Da qualche ora ho il violento desiderio di parlare soltanto di Kamila Valerevna Valieva, ma non perché è stata la prima a fare un quadruplo, l’aspetto su cui tutti si sono gettati a corpo morto. Kamila, che deve ancora arrivare ai 16 anni, è nata su quell’incerto confine che divide l’Europa dall’Asia: tatara di Kazan, porta sul volto i segni di due mondi che si sfiorano.

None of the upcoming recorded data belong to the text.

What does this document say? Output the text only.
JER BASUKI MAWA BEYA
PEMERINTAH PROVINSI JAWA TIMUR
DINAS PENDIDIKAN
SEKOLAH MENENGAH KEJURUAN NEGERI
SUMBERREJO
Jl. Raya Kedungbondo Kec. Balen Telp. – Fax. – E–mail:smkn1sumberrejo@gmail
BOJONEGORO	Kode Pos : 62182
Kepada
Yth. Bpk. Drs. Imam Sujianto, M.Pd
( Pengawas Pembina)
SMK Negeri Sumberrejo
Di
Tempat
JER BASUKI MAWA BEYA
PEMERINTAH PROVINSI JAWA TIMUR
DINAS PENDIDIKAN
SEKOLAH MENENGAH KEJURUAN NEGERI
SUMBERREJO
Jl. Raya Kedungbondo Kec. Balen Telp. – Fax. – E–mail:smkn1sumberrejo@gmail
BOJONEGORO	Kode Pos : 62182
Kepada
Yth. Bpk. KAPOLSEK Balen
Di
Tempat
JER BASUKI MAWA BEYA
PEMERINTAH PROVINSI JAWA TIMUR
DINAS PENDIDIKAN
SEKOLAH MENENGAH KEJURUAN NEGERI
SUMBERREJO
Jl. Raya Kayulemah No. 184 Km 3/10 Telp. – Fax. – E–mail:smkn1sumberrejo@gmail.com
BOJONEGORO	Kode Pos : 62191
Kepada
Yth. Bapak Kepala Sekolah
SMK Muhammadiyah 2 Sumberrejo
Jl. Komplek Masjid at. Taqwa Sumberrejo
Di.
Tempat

Uno vede Kamila e pensa agli zigomi alti e agli occhi “tagliati” lunghi di Rudolf Nureyev, nato per caso in Siberia, su un vagone ferroviario alla fermata di Irkutsk, da genitori tatari e bashkiri.

A costo di ricorrere a immagini e a parole che rientrano nella banalità di quella sub-letteratura che è spesso il giornalismo, Kamila è un giunco, è lo stelo elastico su cui fiorisce brevemente la ginestra, è l’ennesima creatura di una tradizione sospesa tra la tecnica, sempre alla ricerca di un difficile perfezione, e la coté artistica, coreografica di un paese che ha offerto al mondo la classicità delle scuole del Bolshoi e del Kirov e la forza rivoluzionaria (scandalosa, secondo certi giudizi borghesi formulati un secolo fa) dei Ballets Russes di Diaghilev.

Incompetente, ma fedele spettatore del pattinaggio artistico – oggi definito di figura – sin dalla prima adolescenza, ho costruito con il passare del tempo mie teorie che l’apparizione di Kamila ha costretto a riesumare con un certo piacere. Dopo esser stato costretto ad annotare vittorie di altri paesi, ad assistere alla vicenda Tonya Harding-Nancy Kerrigan (oggi, con i social media imperanti e dominanti, quanta sarebbe stata alta e inquinante l’onda?), a provare a rassegnarmi alla scomparsa di un mondo di magnifiche allieve e di severe maestre, rivedo il passato e brindo al presente con Kamila: la sua esile, acerba figura che sarebbe piaciuta all’entomologo Nabokov, la ricerca di un assoluto intrapresa al fianco di Eteri Tutberidze, l’allenatrice che assomma in sé altre linee di sangue, questa volta caucasiche: padre georgiano, madre armena.      

Dopo aver dato una robusta mano alla vittoria del ROC (il comitato olimpico russo, così massicciamente presente in Cina da ritenere un’ipocrisia l’esclusione della Russia come paese) nella gara a squadre, durante la quale ha mostrato i suoi prodigi, i suoi assalti agli obblighi della gravità, Kamila diventerà la piccola regina della seconda settimana dei Giochi. Per fortuna è finito il tempo di allettanti “riviste” sul ghiaccio e così ci saranno tempo e occasioni per vederla a lungo, con la speranza che cambi musica: quel Bolero di Ravel ha rotto le scatole. Una toccata, una fantasia di Bach la proietterebbe in una dimensione di siderale bellezza.